Southeast Asia sees biggest increase in dangerous rainstorms
FRISCO —There’s clear evidence that global warming is causing more frequent record-breaking rainstorms, according to scientists with the Potsdam Institute for Climate Impact Research.
The upward trend in extreme rainfall events has been striking in the last 30 years, and particularly noticeable in Southeast Asia, the researchers said in a new study, explaining that the spike lies outside the range of natural variability.
The worldwide increase is consistent with rising global temperatures, which are caused by greenhouse-gas emissions from burning fossil fuels, the scientists said.
Extreme rainfall in Pakistan 2010 caused devastating flooding which killed hundreds and lead to a cholera outbreak. Other examples of record-breaking precipitation events in the period studied include rainstorms in Texas in the US, 2010, which caused dozens of flash-floods. And no less than three so-called ‘once-in-a-century’ flooding events in Germany all happened in just a couple of years, starting 1997.

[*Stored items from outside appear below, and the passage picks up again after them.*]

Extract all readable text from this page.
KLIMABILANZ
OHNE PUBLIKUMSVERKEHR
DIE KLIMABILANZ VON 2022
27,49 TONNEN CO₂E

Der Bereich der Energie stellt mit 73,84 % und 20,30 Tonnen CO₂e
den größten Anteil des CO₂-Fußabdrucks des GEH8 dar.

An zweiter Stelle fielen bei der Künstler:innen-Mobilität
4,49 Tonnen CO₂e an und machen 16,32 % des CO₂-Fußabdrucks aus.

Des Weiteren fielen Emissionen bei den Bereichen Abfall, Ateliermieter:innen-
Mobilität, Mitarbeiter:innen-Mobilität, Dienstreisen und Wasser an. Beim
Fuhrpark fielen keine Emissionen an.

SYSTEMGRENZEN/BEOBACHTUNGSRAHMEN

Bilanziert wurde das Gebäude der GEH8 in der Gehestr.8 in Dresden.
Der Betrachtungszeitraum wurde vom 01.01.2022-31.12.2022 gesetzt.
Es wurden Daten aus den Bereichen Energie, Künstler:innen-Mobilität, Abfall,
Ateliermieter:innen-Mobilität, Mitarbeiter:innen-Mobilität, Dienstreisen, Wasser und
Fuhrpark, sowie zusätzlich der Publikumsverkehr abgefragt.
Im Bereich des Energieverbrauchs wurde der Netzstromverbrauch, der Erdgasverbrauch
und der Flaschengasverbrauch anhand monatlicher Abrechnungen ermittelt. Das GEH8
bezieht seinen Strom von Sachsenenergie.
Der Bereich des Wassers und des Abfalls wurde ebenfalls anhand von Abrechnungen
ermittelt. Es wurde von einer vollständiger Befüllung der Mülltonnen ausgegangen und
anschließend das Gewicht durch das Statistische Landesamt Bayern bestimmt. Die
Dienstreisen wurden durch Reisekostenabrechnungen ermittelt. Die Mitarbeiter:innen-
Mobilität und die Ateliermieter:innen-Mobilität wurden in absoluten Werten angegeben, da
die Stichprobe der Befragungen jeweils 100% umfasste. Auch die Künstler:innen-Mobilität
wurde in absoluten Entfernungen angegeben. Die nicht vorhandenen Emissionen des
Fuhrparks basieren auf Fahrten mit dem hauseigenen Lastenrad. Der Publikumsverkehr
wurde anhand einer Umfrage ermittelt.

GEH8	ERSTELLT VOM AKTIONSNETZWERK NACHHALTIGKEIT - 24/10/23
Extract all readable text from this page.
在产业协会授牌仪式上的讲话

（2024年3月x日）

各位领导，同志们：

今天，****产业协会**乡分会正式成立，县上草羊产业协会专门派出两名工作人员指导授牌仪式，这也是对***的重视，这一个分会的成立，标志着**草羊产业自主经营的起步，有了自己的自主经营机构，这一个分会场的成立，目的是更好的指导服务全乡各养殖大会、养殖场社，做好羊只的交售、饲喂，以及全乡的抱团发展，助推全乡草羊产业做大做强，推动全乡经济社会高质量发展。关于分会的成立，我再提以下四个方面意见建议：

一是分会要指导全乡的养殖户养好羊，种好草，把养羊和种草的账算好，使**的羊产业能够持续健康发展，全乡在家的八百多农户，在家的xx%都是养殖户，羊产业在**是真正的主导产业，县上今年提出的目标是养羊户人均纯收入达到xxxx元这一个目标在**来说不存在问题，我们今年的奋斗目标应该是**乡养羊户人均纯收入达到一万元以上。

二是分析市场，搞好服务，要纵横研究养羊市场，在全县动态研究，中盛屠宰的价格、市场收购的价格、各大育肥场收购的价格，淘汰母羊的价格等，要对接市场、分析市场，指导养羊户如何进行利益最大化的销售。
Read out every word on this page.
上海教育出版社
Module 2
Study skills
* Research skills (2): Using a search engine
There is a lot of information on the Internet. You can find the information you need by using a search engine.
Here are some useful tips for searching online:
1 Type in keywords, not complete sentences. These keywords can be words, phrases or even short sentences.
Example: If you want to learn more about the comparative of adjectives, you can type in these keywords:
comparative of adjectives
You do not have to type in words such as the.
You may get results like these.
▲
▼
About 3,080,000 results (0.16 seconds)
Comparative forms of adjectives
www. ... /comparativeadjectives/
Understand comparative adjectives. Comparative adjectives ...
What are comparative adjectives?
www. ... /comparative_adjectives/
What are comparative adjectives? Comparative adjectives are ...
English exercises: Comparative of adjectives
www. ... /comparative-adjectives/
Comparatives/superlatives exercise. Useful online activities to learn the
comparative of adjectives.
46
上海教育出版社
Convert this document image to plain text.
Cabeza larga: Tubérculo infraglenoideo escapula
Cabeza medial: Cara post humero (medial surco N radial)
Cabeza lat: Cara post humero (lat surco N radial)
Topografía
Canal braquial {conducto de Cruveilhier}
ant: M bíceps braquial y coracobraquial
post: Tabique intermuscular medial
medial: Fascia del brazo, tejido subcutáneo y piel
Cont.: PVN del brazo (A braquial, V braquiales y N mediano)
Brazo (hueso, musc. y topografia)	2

“In all of these places, the amount of rain pouring down in one day broke local records … and while each of these individual events has been caused by a number of different factors, we find a clear overall upward trend for these unprecedented hazards,” lead author Jascha Lehmann said in a press release.
The average global increase in extreme precipitation is 12 percent, but soars to 56 percent in Southeast Asia, the researchers found in their statistical analysis of rainfall data between 1901 to 2010.
“Due to the upward trend, the worldwide increase of record-breaking daily rainfall events in the very last year of the studied period reaches … 26 percent,” Lehmann added.
The study also found geographic patterns, with wet areas getting wetter. The observed increase in record-breaking rainfall events reached 31 percent in Europe and 24 percent in the central U.S.
But record-breaking rain events declined in the western U.S. by 21 percent, and by 27 percent in the Mediterranean region.
The reason for the increase is simple. A warmer atmosphere can hold more moisture, which can be released during short-term heavy rainfall events.
“One out of ten record-breaking rainfall events observed globally in the past thirty years can only be explained if the long-term warming is taken into account,” said co-author Dim Coumou.
The researchers included the quality of historic weather data in their calculations. For example, rainfall measurements from the Sahara desert are scarce, which makes it harder to draw conclusions for the region.
Other areas, like Europe and the US, have detailed rainfall measurements going back many decades.
“The pronounced recent increase in record-breaking rainfall events is of course worrying,” Coumou said. “Yet since it is consistent with human-caused global warming, it can also be curbed if greenhouse gas emissions from fossil fuels are substantially reduced.”